# Understanding the behaviour of sc.pp.highly_variable_genes with a batch_key and different values of n_top_genes

Hi all,

I was trying to understand how the algorithm for `sc.pp.highly_variable_genes` works when operating it in a batch-aware manner. I think that I’ve figured it out so I’m writing it down in case anyone else was confused like myself.

My (possibly naive) assumption was that when a `batch_key` was set the function would first output the most variable genes within all the batches, then those with highest variance in all batches except one, etc… The `n_top_genes` variable would only control the number of genes being returned, and if this was lower than the number of genes that were most variable across all batches, then only those genes would be returned.

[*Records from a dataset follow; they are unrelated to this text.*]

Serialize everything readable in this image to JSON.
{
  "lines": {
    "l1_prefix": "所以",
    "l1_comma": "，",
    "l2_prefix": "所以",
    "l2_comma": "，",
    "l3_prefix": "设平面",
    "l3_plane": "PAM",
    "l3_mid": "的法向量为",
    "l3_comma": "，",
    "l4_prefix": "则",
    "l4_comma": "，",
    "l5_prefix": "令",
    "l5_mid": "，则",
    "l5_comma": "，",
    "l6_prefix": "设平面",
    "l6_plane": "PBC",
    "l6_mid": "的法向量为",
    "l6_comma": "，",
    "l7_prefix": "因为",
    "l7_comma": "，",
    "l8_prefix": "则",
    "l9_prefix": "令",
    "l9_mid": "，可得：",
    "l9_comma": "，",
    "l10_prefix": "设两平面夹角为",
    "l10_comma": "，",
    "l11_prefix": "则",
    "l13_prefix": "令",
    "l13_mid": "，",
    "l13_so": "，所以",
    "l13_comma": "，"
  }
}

However this isn’t quite what happens, `n_top_genes` also influences how the most highly variable genes are calculated in some way. Here’s an example:

Preparing the data:

``````import scanpy as sc
import functools

# Create bacthes
adata.obs['batches'] = functools.reduce(lambda a, b: a+b, list([ ["batch" + i]*int(adata.n_obs/3) for i in ["1","2","3"] ]))

# Logcounts
``````

2000 HVGs

``````sc.pp.highly_variable_genes(
adata, n_top_genes=2000, flavor="cell_ranger", batch_key='batches'
)
n_batches
``````
``````0    28084
1     3623
2      716
3      315
``````

There are 315 HVGs that have high variance in all three batches. By my initial assumption, if you only ask for 300 high variance genes, then all the returned genes will be highly-variable in all three batches. However, this isn’t what happens:

``````sc.pp.highly_variable_genes(
adata, n_top_genes = 300, flavor="cell_ranger", batch_key='batches'
)
``````0    32045
This had me stumped, but from looking at the source code I think the reason is because `n_top_genes` defines the gene threshold for each batch, not just the dataset as a whole. So when I asked for 2000 HVGs, it obtained 2000 HVGs within each batch, combined these, and ordered by the number of batches each gene had high variance in, taking the top 2000 of these. 315 of the top 2000 HVGs from each batch were in common with each of the three. When asking for 300 HVGs, the top 300 HVGs from each batch were calculated, so the overlap between all three batches will be smaller.
Initially this approach didn’t make sense to me, but I do now understand. The `n_top_genes` variable defines the threshold of the HVGs variance/dispersion to take from each batch. The number of HVGs in common between the batches only makes sense in the context of where the limit for high variance of a gene is.